II- Os exequentes, ao pretenderem o pagamento de uma quantia, formularam um pedido que não se harmoniza com o título executivo de que dispõem, configurando-se assim uma situação de ineptidão do requerimento inicial da execução.
III- Se o juiz não indeferir liminarmente o pedido, pode o executado agravar do despacho que ordene a citação, arguindo a nulidade; não pode é suscitar tal questão em sede de embargos, visto que a ineptidão da petição não é, face ao artigo 813, do CPC, fundamento de oposição por embargos, como parece ser o entendimento mais correcto do sistema legal.

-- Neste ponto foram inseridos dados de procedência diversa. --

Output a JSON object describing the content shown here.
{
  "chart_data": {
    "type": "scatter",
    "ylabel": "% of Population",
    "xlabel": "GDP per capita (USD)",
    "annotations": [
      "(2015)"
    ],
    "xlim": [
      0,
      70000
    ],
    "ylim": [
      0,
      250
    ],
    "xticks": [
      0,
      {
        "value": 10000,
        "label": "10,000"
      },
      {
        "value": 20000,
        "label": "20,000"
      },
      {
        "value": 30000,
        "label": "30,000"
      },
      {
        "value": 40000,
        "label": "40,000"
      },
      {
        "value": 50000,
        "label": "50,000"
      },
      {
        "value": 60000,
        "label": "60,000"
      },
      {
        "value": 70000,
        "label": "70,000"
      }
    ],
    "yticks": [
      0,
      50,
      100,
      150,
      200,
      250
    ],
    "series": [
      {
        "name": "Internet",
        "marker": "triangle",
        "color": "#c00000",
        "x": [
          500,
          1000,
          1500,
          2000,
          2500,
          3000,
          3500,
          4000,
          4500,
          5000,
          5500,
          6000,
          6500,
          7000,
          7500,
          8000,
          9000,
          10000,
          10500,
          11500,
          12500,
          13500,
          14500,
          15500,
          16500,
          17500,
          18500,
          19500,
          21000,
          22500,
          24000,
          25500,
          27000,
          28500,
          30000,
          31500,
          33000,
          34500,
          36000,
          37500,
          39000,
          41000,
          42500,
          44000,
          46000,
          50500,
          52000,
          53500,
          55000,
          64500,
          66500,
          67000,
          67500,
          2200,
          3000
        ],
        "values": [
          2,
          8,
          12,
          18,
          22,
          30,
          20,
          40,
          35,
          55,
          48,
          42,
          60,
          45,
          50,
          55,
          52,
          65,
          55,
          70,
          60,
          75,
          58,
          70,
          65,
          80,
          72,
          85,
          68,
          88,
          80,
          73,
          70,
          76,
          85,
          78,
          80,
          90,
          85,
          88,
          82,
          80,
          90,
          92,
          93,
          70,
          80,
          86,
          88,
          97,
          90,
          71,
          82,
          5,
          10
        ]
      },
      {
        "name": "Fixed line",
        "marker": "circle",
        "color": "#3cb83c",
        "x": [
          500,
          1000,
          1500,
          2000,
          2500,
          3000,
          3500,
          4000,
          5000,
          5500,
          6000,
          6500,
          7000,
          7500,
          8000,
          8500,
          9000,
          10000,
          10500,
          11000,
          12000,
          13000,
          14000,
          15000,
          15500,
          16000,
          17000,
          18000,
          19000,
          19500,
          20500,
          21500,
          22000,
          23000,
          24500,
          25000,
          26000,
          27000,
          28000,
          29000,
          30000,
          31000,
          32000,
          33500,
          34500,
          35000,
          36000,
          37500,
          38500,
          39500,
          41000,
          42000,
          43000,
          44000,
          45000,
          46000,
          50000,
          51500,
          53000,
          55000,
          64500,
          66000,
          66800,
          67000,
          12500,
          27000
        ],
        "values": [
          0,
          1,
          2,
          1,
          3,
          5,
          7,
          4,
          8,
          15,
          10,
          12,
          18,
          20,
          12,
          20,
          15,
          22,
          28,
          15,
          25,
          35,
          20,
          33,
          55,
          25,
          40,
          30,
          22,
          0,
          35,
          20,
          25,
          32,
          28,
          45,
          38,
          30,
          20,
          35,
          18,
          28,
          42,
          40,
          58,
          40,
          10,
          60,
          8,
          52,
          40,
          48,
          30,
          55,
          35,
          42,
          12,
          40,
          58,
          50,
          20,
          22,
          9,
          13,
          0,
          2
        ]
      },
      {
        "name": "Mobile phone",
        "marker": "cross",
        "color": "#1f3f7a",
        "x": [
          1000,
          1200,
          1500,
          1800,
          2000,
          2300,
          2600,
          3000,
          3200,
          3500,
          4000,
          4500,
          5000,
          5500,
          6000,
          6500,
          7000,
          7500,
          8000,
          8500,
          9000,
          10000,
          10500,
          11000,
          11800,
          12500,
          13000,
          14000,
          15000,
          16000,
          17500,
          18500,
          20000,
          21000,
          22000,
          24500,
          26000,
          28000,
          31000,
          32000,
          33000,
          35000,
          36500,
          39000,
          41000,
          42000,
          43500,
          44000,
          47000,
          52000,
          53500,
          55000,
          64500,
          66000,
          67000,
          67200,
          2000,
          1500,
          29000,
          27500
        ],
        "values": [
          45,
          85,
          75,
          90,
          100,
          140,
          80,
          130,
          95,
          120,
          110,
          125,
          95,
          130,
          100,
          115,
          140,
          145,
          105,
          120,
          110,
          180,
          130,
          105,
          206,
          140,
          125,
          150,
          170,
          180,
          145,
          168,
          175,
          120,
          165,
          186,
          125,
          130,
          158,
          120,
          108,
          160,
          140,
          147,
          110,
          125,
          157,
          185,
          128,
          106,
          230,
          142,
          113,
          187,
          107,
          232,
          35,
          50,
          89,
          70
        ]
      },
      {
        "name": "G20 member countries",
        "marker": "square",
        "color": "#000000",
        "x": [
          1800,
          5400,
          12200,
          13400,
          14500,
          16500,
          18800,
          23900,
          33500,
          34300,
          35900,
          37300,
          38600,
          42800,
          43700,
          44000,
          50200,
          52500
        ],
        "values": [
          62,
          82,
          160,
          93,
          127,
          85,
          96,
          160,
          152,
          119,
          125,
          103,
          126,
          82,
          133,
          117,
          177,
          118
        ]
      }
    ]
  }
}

IV- Não tendo a executada recorrido do despacho de citação,
é-lhe lícito arguir a nulidade de todo o processo, por ineptidão da petição inicial, nos termos do artigo 204, n. 1, do CPC, no prazo dos embargos ou neste articulado, que no processo executivo se destina a contestar o direito do exequente.
V- Não existe erro na forma de processo, uma vez que a incorrecção detectada é no pedido, que não está coberto pelo título executivo, e não na forma de processo, pois esta ajusta-se à pretensão efectivamente formulada.